RESEARCH INTERESTS
Decision-theoretic artificial intelligence; temporal probabilistic reasoning; machine learning; adaptive computing; biomedical informatics.
RESEARCH GROUP ACTIVITIES
Medical Computing Laboratory, School of Computing, National University of Singapore
RESEARCH SUMMARY
I am directing and working on an international, multi-disciplinary research agenda on dynamic decision modeling, machine learning in large biomedical databases, automated model construction from multiple knowledge sources, and time-critical reasoning.
The main emphasis is on developing new computational methodologies and information processing frameworks to formulate and analyze complex decision problems that are changing over time, situated in uncertain settings, and under resource constraints.
The projects usually involve real-life biomedical problems in diagnostic test and treatment management, practice guidelines generation, outcomes prediction, and cost-effectiveness analysis; some other domains in homeland security, e-commerce, and finance, etc., are involved as well.
Our recent research foci also include combining genotypic and phenotypic information to support clinical decision making, Bayesian approaches to construct gene, protein, and metabolite pathways and networks in systems biology, and in general bridging the knowledge representation and inference gap between bioinformatics and medical informatics problems.
RECENTLY COMPLETED RESEARCH WORK
Our most recent large project on Intelligent Prognostic Analysis in Medicine, has been successfully completed in 2006:
The Intelligent Prognostic Analysis in Medicine project was a 4-year, $1.67 million project funded by the Biomedical Research Council of A*Star and the Ministry of Education in Singapore.
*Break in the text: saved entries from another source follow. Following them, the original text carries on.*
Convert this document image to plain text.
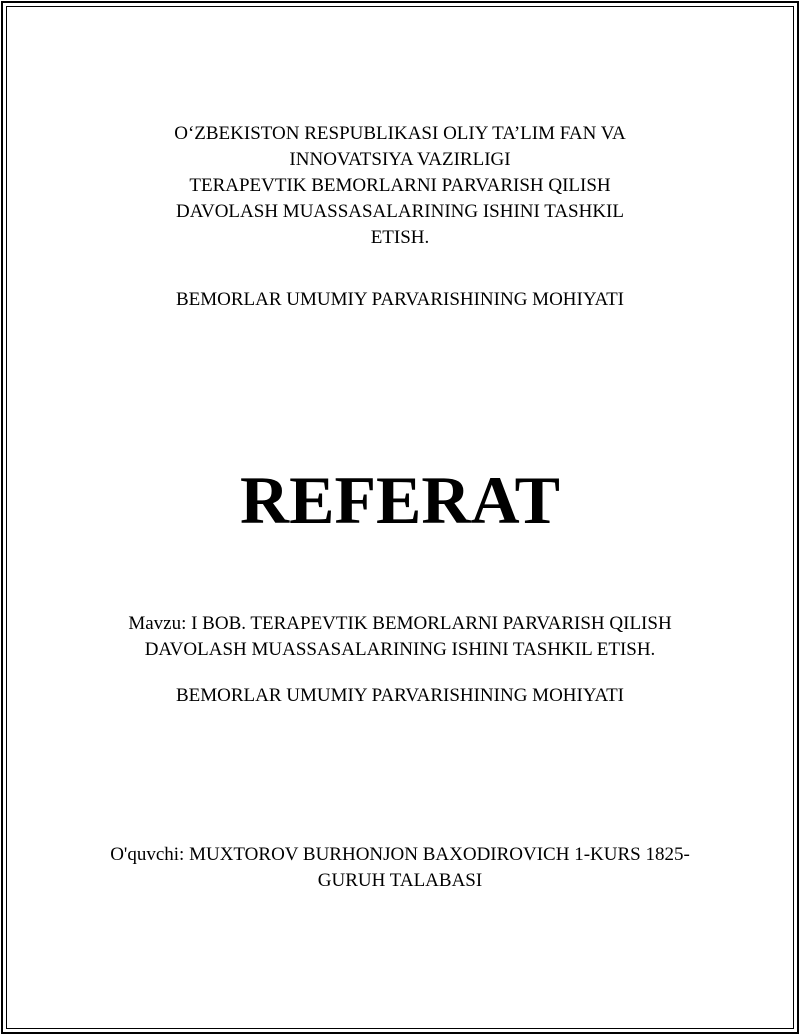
O‘ZBEKISTON RESPUBLIKASI OLIY TA’LIM FAN VA
INNOVATSIYA VAZIRLIGI
TERAPEVTIK BEMORLARNI PARVARISH QILISH
DAVOLASH MUASSASALARINING ISHINI TASHKIL
ETISH.
BEMORLAR UMUMIY PARVARISHINING MOHIYATI
REFERAT
Mavzu: I BOB. TERAPEVTIK BEMORLARNI PARVARISH QILISH
DAVOLASH MUASSASALARINING ISHINI TASHKIL ETISH.
BEMORLAR UMUMIY PARVARISHINING MOHIYATI
O'quvchi: MUXTOROV BURHONJON BAXODIROVICH 1-KURS 1825-
GURUH TALABASI
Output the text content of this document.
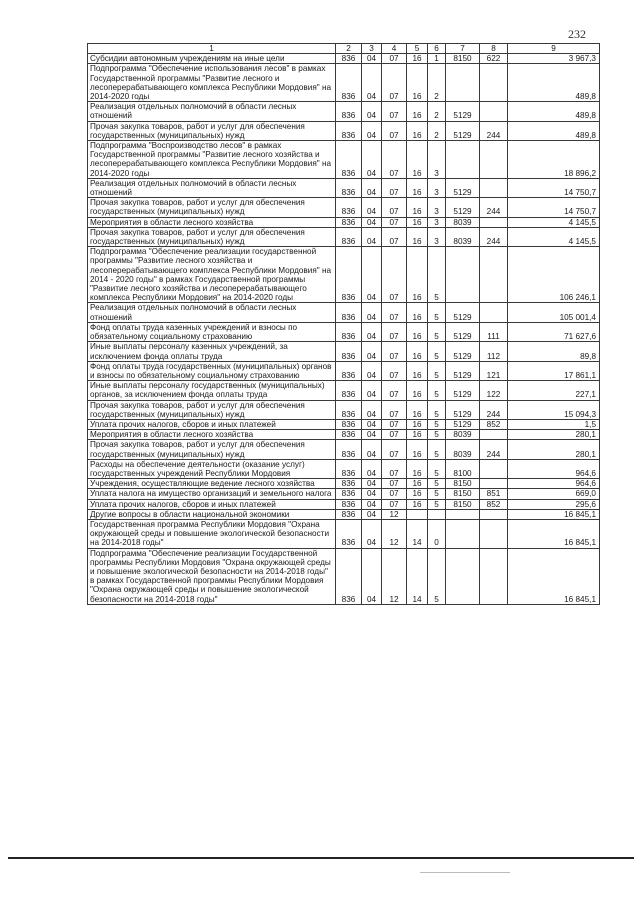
232
1	2	3	4	5	6	7	8	9
Субсидии автономным учреждениям на иные цели	836	04	07	16	1	8150	622	3 967,3
Подпрограмма "Обеспечение использования лесов" в рамках Государственной программы "Развитие лесного и лесоперерабатывающего комплекса Республики Мордовия" на 2014-2020 годы	836	04	07	16	2			489,8
Реализация отдельных полномочий в области лесных отношений	836	04	07	16	2	5129		489,8
Прочая закупка товаров, работ и услуг для обеспечения государственных (муниципальных) нужд	836	04	07	16	2	5129	244	489,8
Подпрограмма "Воспроизводство лесов" в рамках Государственной программы "Развитие лесного хозяйства и лесоперерабатывающего комплекса Республики Мордовия" на 2014-2020 годы	836	04	07	16	3			18 896,2
Реализация отдельных полномочий в области лесных отношений	836	04	07	16	3	5129		14 750,7
Прочая закупка товаров, работ и услуг для обеспечения государственных (муниципальных) нужд	836	04	07	16	3	5129	244	14 750,7
Мероприятия в области лесного хозяйства	836	04	07	16	3	8039		4 145,5
Прочая закупка товаров, работ и услуг для обеспечения государственных (муниципальных) нужд	836	04	07	16	3	8039	244	4 145,5
Подпрограмма "Обеспечение реализации государственной программы "Развитие лесного хозяйства и лесоперерабатывающего комплекса Республики Мордовия" на 2014 - 2020 годы" в рамках Государственной программы "Развитие лесного хозяйства и лесоперерабатывающего комплекса Республики Мордовия" на 2014-2020 годы	836	04	07	16	5			106 246,1
Реализация отдельных полномочий в области лесных отношений	836	04	07	16	5	5129		105 001,4
Фонд оплаты труда казенных учреждений и взносы по обязательному социальному страхованию	836	04	07	16	5	5129	111	71 627,6
Иные выплаты персоналу казенных учреждений, за исключением фонда оплаты труда	836	04	07	16	5	5129	112	89,8
Фонд оплаты труда государственных (муниципальных) органов и взносы по обязательному социальному страхованию	836	04	07	16	5	5129	121	17 861,1
Иные выплаты персоналу государственных (муниципальных) органов, за исключением фонда оплаты труда	836	04	07	16	5	5129	122	227,1
Прочая закупка товаров, работ и услуг для обеспечения государственных (муниципальных) нужд	836	04	07	16	5	5129	244	15 094,3
Уплата прочих налогов, сборов и иных платежей	836	04	07	16	5	5129	852	1,5
Мероприятия в области лесного хозяйства	836	04	07	16	5	8039		280,1
Прочая закупка товаров, работ и услуг для обеспечения государственных (муниципальных) нужд	836	04	07	16	5	8039	244	280,1
Расходы на обеспечение деятельности (оказание услуг) государственных учреждений Республики Мордовия	836	04	07	16	5	8100		964,6
Учреждения, осуществляющие ведение лесного хозяйства	836	04	07	16	5	8150		964,6
Уплата налога на имущество организаций и земельного налога	836	04	07	16	5	8150	851	669,0
Уплата прочих налогов, сборов и иных платежей	836	04	07	16	5	8150	852	295,6
Другие вопросы в области национальной экономики	836	04	12					16 845,1
Государственная программа Республики Мордовия "Охрана окружающей среды и повышение экологической безопасности на 2014-2018 годы"	836	04	12	14	0			16 845,1
Подпрограмма "Обеспечение реализации Государственной программы Республики Мордовия "Охрана окружающей среды и повышение экологической безопасности на 2014-2018 годы" в рамках Государственной программы Республики Мордовия "Охрана окружающей среды и повышение экологической безопасности на 2014-2018 годы"	836	04	12	14	5			16 845,1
Prognostic analysis is a critical part of evidence-based medicine that emphasizes the effective use of information to improve quality, reduce variation, and manage resources in health care procedures. Prognostic analysis illuminates the natural, as well as the expected, post-intervention course and outcome of natural processes. This work aimed to develop a set of advanced computing and decision engineering techniques to support effective prognostic analysis in medicine; the resulting techniques were incorporated into a set of prototype applications that automate clinical practice guideline and outcome model generation in significant and time-critical health care domains. The basic research issues were motivated by the application challenges; the results were in turn tested in the application prototypes.
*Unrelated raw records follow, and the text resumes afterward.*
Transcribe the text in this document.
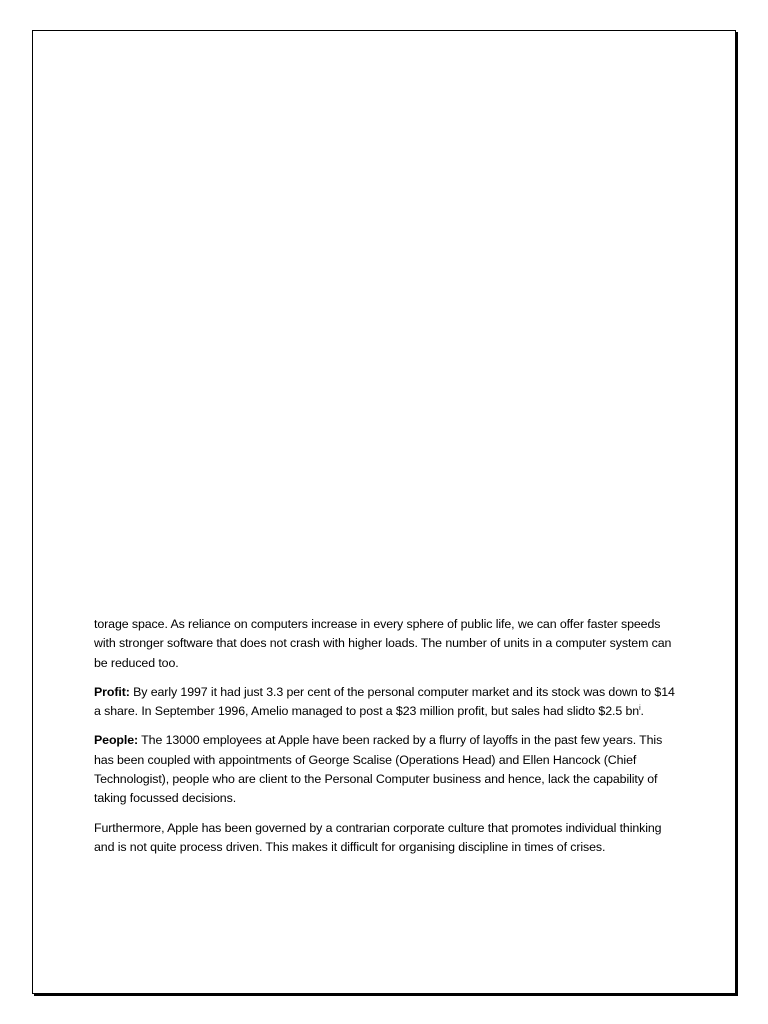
torage space. As reliance on computers increase in every sphere of public life, we can offer faster speeds with stronger software that does not crash with higher loads. The number of units in a computer system can be reduced too.

Profit: By early 1997 it had just 3.3 per cent of the personal computer market and its stock was down to $14 a share. In September 1996, Amelio managed to post a $23 million profit, but sales had slidto $2.5 $bn^i$.

People: The 13000 employees at Apple have been racked by a flurry of layoffs in the past few years. This has been coupled with appointments of George Scalise (Operations Head) and Ellen Hancock (Chief Technologist), people who are client to the Personal Computer business and hence, lack the capability of taking focussed decisions.

Furthermore, Apple has been governed by a contrarian corporate culture that promotes individual thinking and is not quite process driven. This makes it difficult for organising discipline in times of crises.
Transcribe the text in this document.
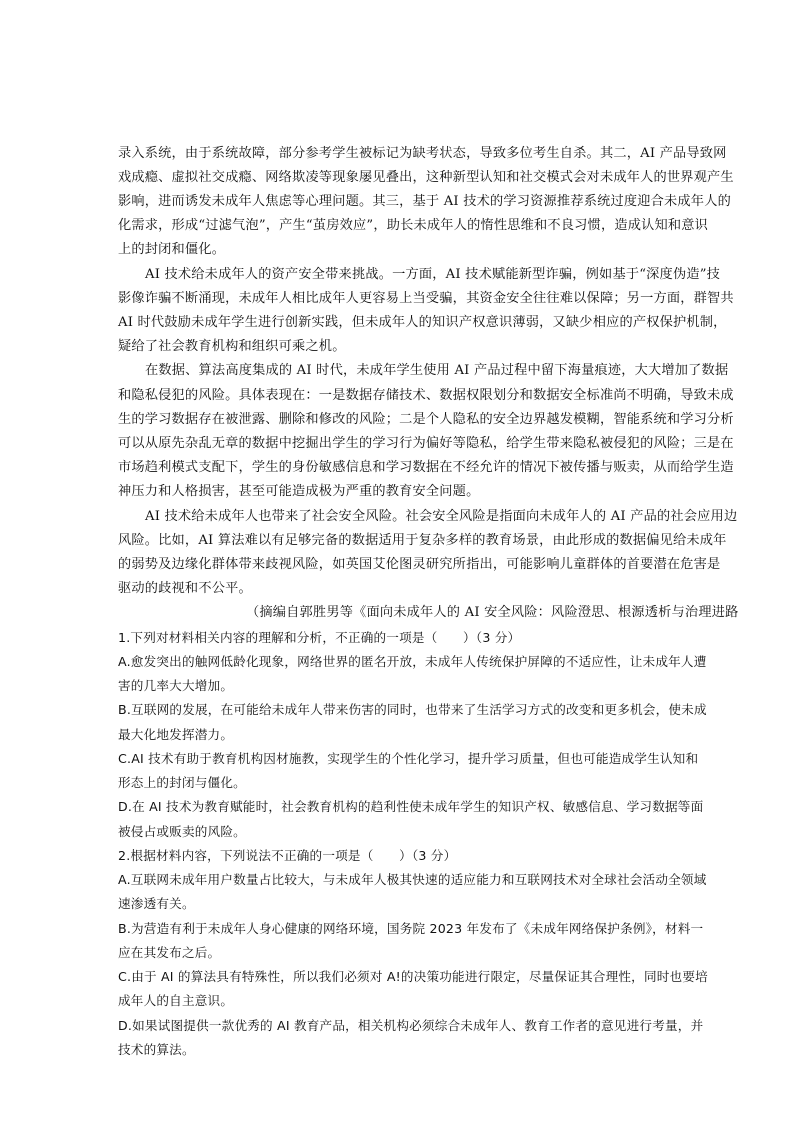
录入系统，由于系统故障，部分参考学生被标记为缺考状态，导致多位考生自杀。其二，AI 产品导致网
戏成瘾、虚拟社交成瘾、网络欺凌等现象屡见叠出，这种新型认知和社交模式会对未成年人的世界观产生
影响，进而诱发未成年人焦虑等心理问题。其三，基于 AI 技术的学习资源推荐系统过度迎合未成年人的
化需求，形成“过滤气泡”，产生“茧房效应”，助长未成年人的惰性思维和不良习惯，造成认知和意识
上的封闭和僵化。
AI 技术给未成年人的资产安全带来挑战。一方面，AI 技术赋能新型诈骗，例如基于“深度伪造”技
影像诈骗不断涌现，未成年人相比成年人更容易上当受骗，其资金安全往往难以保障；另一方面，群智共
AI 时代鼓励未成年学生进行创新实践，但未成年人的知识产权意识薄弱，又缺少相应的产权保护机制，
疑给了社会教育机构和组织可乘之机。
在数据、算法高度集成的 AI 时代，未成年学生使用 AI 产品过程中留下海量痕迹，大大增加了数据
和隐私侵犯的风险。具体表现在：一是数据存储技术、数据权限划分和数据安全标准尚不明确，导致未成
生的学习数据存在被泄露、删除和修改的风险；二是个人隐私的安全边界越发模糊，智能系统和学习分析
可以从原先杂乱无章的数据中挖掘出学生的学习行为偏好等隐私，给学生带来隐私被侵犯的风险；三是在
市场趋利模式支配下，学生的身份敏感信息和学习数据在不经允许的情况下被传播与贩卖，从而给学生造
神压力和人格损害，甚至可能造成极为严重的教育安全问题。
AI 技术给未成年人也带来了社会安全风险。社会安全风险是指面向未成年人的 AI 产品的社会应用边
风险。比如，AI 算法难以有足够完备的数据适用于复杂多样的教育场景，由此形成的数据偏见给未成年
的弱势及边缘化群体带来歧视风险，如英国艾伦图灵研究所指出，可能影响儿童群体的首要潜在危害是
驱动的歧视和不公平。
（摘编自郭胜男等《面向未成年人的 AI 安全风险：风险澄思、根源透析与治理进路
1.下列对材料相关内容的理解和分析，不正确的一项是（　　）（3 分）
A.愈发突出的触网低龄化现象，网络世界的匿名开放，未成年人传统保护屏障的不适应性，让未成年人遭
害的几率大大增加。
B.互联网的发展，在可能给未成年人带来伤害的同时，也带来了生活学习方式的改变和更多机会，使未成
最大化地发挥潜力。
C.AI 技术有助于教育机构因材施教，实现学生的个性化学习，提升学习质量，但也可能造成学生认知和
形态上的封闭与僵化。
D.在 AI 技术为教育赋能时，社会教育机构的趋利性使未成年学生的知识产权、敏感信息、学习数据等面
被侵占或贩卖的风险。
2.根据材料内容，下列说法不正确的一项是（　　）（3 分）
A.互联网未成年用户数量占比较大，与未成年人极其快速的适应能力和互联网技术对全球社会活动全领域
速渗透有关。
B.为营造有利于未成年人身心健康的网络环境，国务院 2023 年发布了《未成年网络保护条例》，材料一
应在其发布之后。
C.由于 AI 的算法具有特殊性，所以我们必须对 A!的决策功能进行限定，尽量保证其合理性，同时也要培
成年人的自主意识。
D.如果试图提供一款优秀的 AI 教育产品，相关机构必须综合未成年人、教育工作者的意见进行考量，并
技术的算法。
The research activities have led to the following areas of continuing work:
Basic Research Continuing research work on new representation, reasoning, and learning techniques are on-going that aim to support modeling and analysis of important phenomena in complex domains that contain one or more of the challenges in: a) Information at multiple level of details, from multiple, heterogeneous sources, targeted at multiple, distributed users; b) Adaptations to temporal and environmental changes; c) Deterministic and uncertain information; d) Multi-modal information, e.g., 3-D magnetic resonance images.
Translational Research – Clinical Implementation Some recent research results and prototypes on outcome analyses and clinical practice guideline development are being implemented in an open-source trial framework in the actual clinical settings at the National University Hospital, the Singapore National Asthma Program, and Gleneagles Hospital; the framework aims to support best practices in prospective and acute care in respiratory medicine. Funding is from from governmental development grants. The trial aims to bring together the research team, an engineering team, and a clinical team to identify and resolve any potential technical and organizational issues pertaining to the successful deployment of the technologies. This is a novel trial implementation model, especially in Singapore, aiming to facilitate and speed-up the technology transfer process. If successful, the research results and insights could be productized and/or commercialized in a 3-5 year time-frame, instead of the normal lag-time for biomedical informatics technology transfer of 10-15 years.